NPRG054 Assignment - Matrix "multiplication"

Matrix "multiplication"

Deadline: 2024/04/18 23:59
Points:
- 120 pts for solution working at nominal speed (i.e. as fast as an unpublished reference solution)
- +/-80 pts per ten-fold speed-up/slow-down, logarithmically

machine	author	commit	commit date	platform				time	checksum	check	rel time	bonus

The main goal is to implement matrix "multiplication"; however, the multiplication is done over the algebra (min,+), instead the usual (+,*). The element is a 16-bit unsigned integer.

Reference algorithm

    uint16_t a[L][N], b[N][M], c[L][M];
        
    for( i = 0; i < L; ++ i)
      for( j = 0; j < M; ++ j)
      {
        c[i][j] = 0xFFFF;
        for( k = 0; k < N; ++ k)
          c[i][j] = std::min( c[i][j], a[i][k] + b[k][j]);
      }

Notes

Some memory overhead (< +100%) allowed

You may align matrix dimensions to a multiply of 32/64/128/256 elements
Expected number of columns >= 64

Matrix size determined in advance (by constructor arguments)
The class does not have to be complete wrt.
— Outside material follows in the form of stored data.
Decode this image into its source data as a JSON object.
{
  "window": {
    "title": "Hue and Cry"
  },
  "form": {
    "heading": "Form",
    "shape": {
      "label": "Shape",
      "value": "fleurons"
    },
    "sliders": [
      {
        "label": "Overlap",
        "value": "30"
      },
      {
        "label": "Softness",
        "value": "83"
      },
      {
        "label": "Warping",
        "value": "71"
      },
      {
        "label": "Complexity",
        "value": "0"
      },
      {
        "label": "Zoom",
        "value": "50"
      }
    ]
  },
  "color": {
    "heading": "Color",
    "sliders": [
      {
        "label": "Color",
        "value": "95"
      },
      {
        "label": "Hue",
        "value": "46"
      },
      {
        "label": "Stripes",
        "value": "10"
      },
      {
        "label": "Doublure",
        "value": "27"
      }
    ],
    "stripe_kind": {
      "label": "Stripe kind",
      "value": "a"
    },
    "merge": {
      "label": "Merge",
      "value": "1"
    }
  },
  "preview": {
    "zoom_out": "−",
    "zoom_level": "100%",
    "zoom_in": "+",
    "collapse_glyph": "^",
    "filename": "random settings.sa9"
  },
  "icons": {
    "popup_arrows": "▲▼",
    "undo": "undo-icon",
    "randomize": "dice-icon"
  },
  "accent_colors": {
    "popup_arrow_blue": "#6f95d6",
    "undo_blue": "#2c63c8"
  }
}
C++ programming guidelines (copy/move-support may me missing etc.)
Tune for square matrixes about 1000*1000 elements (this size will fit in 6 MB space (L2 cache) and about 0.5 s time).

Optimize data layout
Try SIMD

The required interface

    template< typename policy>
    class matrix {
    public:
        matrix(size_t m, size_t n);
        size_t vsize() const;
        size_t hsize() const;
        uint16_t get(size_t i, size_t j) const;
        void set(size_t i, size_t j, uint16_t e);
        void assign_mul(const matrix & a, const matrix & b);
    private: // ...
    };

assign_mul assigns to this object the result of the multiplication of a and b, according to the reference algorithm above.

Test parameters

size - the size of the three (square) matrices - iterated through the set { 64, 128, 256, 512, 1024 }; { 64 } in Debug mode.

repeats is an auto-adjusted parameter, used to increase running time by repeatedly calling assign_mul. The range of the parameter is set so that the expected run time ranges from fractions of a second to seconds (stopped by the auto-adjustment mechanism after exceeding a second).